Diakui atau tidak, memang cukup alot bagi kita untuk memberikan sebuah argumentasi yang panjang lebar terkait persoalan di atas dari pendapat para ulama yang kapabel. Tersebab ideologi khilafah yang dianggapnya wajib sudah terlanjur mendarah daging dan melupakan jati diri mereka sebagai “kelompok” yang satu. Secara istilah, pola hidup berbangsa ialah kelompok masyarakat yang bersamaan asal keturunan, ideologi dan sistem pemerintahan yang telah disepakati. Jika dari pemahaman ini saja sudah keliru, bagaimana bisa dikatakan mereka merdeka dalam berbangsa?

Kemerdekaan yang kita pahami pun tidak melulu berkaitan dengan perang melawan penjajah atau mengangkat senjata. Ada satu hal yang lebih penting dari itu, yakni merawat kemerdekaan dan keutuhan bangsa dengan meleburkan ego pribadi atau kelompok kita. Yaitu ego untuk mengusung ideologi yang berbeda dan motif mengganti sistem pemerintah ataupun lainnya. Tentunya, kita tidak menafikan, banyak orang yang berpura-pura hidup dalam satu negara, mengaku bangsa Indonesia, tetapi diam-diam dalam dirinya masih ada motif untuk mengubah sistem pemerintahan dan menganggap negaranya sebagai thagut. Demi mewujudkan negara Islam, banyak dari simpatisan khilafah yang “rela” menjadi pegawai ataupun pejabat pemerintahan. Padahal pemerintahan yang sekarang sedang menjadi tempat mereka bernaung adalah pemerintahan thagut. Oknum-oknum seperti ini tentu sangat membahayakan keutuhan bangsa kita. Dari sini dapat dipahami, bahwa PR kita bersama tidak hanya perang melawan penjajah, namun perang bagaimana menyatukan ideologi yang sudah dimusyawarahkan oleh cendekiwan muslim dan tokoh-tokoh nasionalis kita.

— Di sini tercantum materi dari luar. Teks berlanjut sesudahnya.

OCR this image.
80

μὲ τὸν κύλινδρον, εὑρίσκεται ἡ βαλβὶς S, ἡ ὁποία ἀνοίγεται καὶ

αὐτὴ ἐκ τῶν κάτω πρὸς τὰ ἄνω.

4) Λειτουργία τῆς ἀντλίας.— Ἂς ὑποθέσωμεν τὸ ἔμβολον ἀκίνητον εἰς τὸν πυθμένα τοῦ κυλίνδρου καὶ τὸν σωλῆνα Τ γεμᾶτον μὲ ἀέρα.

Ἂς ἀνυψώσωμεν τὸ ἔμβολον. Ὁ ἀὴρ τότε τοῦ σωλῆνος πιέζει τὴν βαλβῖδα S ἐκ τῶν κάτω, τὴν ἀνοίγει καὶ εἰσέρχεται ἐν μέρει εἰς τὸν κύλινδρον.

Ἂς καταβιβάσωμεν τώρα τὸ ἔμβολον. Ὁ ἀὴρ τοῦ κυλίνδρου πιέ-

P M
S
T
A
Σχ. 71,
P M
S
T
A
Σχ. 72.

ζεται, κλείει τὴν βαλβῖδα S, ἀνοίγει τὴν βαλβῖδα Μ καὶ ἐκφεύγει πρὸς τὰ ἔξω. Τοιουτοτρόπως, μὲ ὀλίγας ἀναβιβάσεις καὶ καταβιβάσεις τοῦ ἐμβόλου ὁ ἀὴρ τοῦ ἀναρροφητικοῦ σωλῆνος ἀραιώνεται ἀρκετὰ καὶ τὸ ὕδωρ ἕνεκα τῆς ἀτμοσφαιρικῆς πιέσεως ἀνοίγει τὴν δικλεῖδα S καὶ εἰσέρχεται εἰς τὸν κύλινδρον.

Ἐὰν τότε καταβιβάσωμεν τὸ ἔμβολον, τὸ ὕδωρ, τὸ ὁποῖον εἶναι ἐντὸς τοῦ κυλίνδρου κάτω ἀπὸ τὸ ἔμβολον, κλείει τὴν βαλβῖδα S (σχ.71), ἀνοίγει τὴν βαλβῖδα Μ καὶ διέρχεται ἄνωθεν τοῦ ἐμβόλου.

Kemudian, terkait persoalan negara yang rumit dan masih banyak kekurangan memang realita yang tidak bisa kita mungkiri. Namun, tidak lantas khilafah menjadi satu-satunya solusi cerdas untuk mengentaskan segala persoalan bangsa. Banyak langkah yang mesti kita tempuh, daripada terjebak dalam nostalgia khilafah zaman bahela, semisal dengan meregenerasi penerus bangsa yang ahli ekonomi, ahli tata negara, memperbaiki moral generasi, membuka ruang dialog dengan pemerintah, dst. Asumsi saya, bahwa hadiah terbesar ulang tahun bangsa kita sekarang ialah mewujudkan kemerdekaan berbangsa dan beragama pada setiap warga yang tentu ini tugas kita bersama. Terakhir, Dirgahayu Indonesia, semoga kita selalu merdeka, rukun dan menjadi bangsa yang satu seutuhnya.